KLCC’s 9MFY23 results met expectations. It registered sustained growth across its primary businesses with most substantial gains seen in the hotel segment. We maintain our forecasts and TP of RM7.18 but downgrade our call to MARKET PERFORM from OUTPERFORM as its valuations have become rich after the recent run-up in its share price.
Within expectations. KLCC’s net profit for 9MFY23 of RM546.7m met expectations, representing 76% and 74% of our full-year forecast and consensus full-year estimates, respectively. An interim distribution per unit of 8.8 sen (YTD: 26.1 sen) is on track to achieve our FY23 DPS of 36.3 sen.
YoY, 9MFY23 revenue of RM1.18b grew by 13% largely due to its: (i) hotel operations (+49%) with higher occupancy of 64% from international guests, that were mainly from China, Singapore, and UK, and (ii) management services (+30%) as higher maintenance activities were undertaken. Despite the higher revenue, pre-tax profit only increased by 9% as operating expenses increased from higher utility costs owing to ICPT adjustments. Overall, 9MFY23 net profit came in at RM546.7m (+9%).
QoQ, revenue increased by 2%, mainly attributed to higher occupancy and higher room rates for Mandarin Oriental, and the increasing footfall to their malls. As operating expenses were relatively stable, this cascaded to a 3QFY23 net profit of RM185.3m (+3%).

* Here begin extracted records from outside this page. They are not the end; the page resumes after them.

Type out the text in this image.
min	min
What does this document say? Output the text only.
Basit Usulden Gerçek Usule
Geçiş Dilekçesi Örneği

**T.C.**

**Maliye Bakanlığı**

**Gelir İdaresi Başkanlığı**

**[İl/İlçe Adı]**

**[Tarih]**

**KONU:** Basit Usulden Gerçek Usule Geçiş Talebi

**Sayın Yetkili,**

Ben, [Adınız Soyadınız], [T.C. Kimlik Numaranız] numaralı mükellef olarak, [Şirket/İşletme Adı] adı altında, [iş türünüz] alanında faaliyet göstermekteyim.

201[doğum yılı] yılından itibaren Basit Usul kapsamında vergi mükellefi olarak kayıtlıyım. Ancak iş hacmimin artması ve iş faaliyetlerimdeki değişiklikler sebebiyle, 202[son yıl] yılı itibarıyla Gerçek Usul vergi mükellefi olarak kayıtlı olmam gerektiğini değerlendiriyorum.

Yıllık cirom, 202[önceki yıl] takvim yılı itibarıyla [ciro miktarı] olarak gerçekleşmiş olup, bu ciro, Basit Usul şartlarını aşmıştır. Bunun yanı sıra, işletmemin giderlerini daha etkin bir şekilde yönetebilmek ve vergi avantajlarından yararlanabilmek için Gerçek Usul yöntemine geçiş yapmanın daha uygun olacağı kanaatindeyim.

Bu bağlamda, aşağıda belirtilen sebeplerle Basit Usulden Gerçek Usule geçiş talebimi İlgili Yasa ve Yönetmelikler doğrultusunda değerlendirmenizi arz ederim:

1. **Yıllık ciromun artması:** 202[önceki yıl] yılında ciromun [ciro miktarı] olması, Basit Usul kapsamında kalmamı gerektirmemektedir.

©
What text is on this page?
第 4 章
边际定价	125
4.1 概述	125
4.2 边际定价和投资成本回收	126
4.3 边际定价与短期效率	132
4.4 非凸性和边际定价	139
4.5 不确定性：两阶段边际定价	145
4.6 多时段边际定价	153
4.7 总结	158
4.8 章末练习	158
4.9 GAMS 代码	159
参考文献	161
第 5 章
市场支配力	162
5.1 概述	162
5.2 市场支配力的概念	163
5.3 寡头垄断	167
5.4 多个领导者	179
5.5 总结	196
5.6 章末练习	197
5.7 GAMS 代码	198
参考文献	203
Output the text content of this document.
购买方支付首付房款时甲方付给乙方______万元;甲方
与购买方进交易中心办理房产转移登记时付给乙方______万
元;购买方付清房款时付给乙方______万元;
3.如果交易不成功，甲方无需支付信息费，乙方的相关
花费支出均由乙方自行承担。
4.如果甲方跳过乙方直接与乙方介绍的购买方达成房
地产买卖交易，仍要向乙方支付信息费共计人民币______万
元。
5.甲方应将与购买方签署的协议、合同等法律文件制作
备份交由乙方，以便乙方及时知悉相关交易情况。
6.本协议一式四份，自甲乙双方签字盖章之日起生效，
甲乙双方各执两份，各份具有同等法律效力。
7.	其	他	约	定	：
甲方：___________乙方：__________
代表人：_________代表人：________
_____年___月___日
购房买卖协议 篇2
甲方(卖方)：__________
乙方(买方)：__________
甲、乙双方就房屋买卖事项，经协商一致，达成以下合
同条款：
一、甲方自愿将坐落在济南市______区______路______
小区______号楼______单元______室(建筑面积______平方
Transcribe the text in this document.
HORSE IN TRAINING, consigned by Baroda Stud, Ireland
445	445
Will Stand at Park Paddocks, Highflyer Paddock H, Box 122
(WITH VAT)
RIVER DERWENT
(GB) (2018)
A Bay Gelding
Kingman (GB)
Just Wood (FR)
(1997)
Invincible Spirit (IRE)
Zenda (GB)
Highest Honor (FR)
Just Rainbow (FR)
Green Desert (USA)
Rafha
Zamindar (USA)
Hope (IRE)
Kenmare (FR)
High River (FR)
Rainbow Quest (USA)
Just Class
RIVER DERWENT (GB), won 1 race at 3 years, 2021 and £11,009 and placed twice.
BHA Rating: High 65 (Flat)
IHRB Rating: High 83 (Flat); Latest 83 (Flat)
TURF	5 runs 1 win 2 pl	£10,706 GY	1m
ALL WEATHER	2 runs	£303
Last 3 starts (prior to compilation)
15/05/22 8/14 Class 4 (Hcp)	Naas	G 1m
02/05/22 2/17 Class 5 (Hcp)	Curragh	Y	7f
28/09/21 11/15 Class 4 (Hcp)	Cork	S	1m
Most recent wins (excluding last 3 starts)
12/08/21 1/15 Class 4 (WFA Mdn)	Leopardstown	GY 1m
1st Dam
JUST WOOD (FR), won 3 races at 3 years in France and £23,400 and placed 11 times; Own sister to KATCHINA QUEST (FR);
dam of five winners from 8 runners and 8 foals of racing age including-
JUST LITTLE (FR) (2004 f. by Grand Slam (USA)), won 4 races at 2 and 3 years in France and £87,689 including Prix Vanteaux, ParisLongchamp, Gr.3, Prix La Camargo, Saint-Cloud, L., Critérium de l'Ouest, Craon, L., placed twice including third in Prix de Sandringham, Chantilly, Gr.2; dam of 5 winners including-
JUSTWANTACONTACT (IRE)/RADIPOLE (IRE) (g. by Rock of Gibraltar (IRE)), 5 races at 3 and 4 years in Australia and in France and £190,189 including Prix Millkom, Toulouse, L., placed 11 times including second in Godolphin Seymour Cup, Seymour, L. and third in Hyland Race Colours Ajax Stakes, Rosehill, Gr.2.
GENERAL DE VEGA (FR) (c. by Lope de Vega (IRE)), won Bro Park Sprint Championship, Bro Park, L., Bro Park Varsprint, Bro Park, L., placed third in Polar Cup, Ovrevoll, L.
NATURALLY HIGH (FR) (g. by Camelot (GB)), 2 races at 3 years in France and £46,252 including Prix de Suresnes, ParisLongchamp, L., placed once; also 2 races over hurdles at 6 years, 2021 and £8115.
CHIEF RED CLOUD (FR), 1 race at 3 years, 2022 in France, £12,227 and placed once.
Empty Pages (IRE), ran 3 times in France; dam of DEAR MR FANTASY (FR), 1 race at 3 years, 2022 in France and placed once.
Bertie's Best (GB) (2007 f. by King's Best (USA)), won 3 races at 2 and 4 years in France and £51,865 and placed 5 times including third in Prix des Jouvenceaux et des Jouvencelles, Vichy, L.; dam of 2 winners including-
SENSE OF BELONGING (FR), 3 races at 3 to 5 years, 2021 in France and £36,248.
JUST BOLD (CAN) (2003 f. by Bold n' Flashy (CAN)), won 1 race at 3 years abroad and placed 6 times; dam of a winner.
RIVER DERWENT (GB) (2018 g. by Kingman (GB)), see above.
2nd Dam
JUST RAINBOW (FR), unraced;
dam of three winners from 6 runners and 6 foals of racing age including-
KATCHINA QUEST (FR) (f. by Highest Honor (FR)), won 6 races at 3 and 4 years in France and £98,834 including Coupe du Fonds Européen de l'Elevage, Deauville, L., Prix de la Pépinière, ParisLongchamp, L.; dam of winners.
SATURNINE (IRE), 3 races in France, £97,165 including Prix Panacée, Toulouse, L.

Outlook. We anticipate a positive outlook for the upcoming quarter, driven by the approaching festive seasons. With businesses now operating close to pre-pandemic levels, the earnings pattern seen in 9MFY23 is expected to hold up in the coming quarters. YoY, retail footfall climbed by 39%, indicating that consumer spending is likely to remain robust. We opine that forward earnings will continue to be supported by: (i) the office division’s high occupancy rate (100% at end-Sept 2023, given its long-term, locked-in leases with high-quality tenants), (ii) the retail division’s eight new tenants that increased the mall’s occupancy rate during 3QFY23, (iii) the hotel operation’s stride to hopefully break even in the medium term as the occupancy ratio picks up (52% from c.62% prior to Covid-19), as well as (iv) the management services’ improved performance during the quarter with the rise in transient (+8% YoY) and season car park customers (11% YoY). Meanwhile, the group has expressed interest to explore global assets to add to its portfolio but would prioritise improving the efficiency of local operations first.
Forecasts. Maintained.
We also maintain our TP of RM7.18 based on our FY24F gross DPU of 39.5 sen against an unchanged target yield of 5.5% (derived from a 1.5% yield spread above our 10-year MGS assumption of 4.0%. The low yield spread reflects KLCC’s prime asset portfolio (as anchored by its office towers in the KLCC area and Suria KLCC mall). We opine that the group’s target markets could be less affected by inflationary headwinds, proven by the increase in MAT reported by the group. There is no adjustment to our TP based on ESG given a 3-star rating as appraised by us (see Page 4).
Downgrade to MARKET PERFORM from OUTPERFORM as its valuations have become rich after the recent run-up in its share price.
Risks to our call include: (i) bond yield expansion, (ii) lower-than-expected rental reversions, and (iii) lower-than-expected occupancy rates.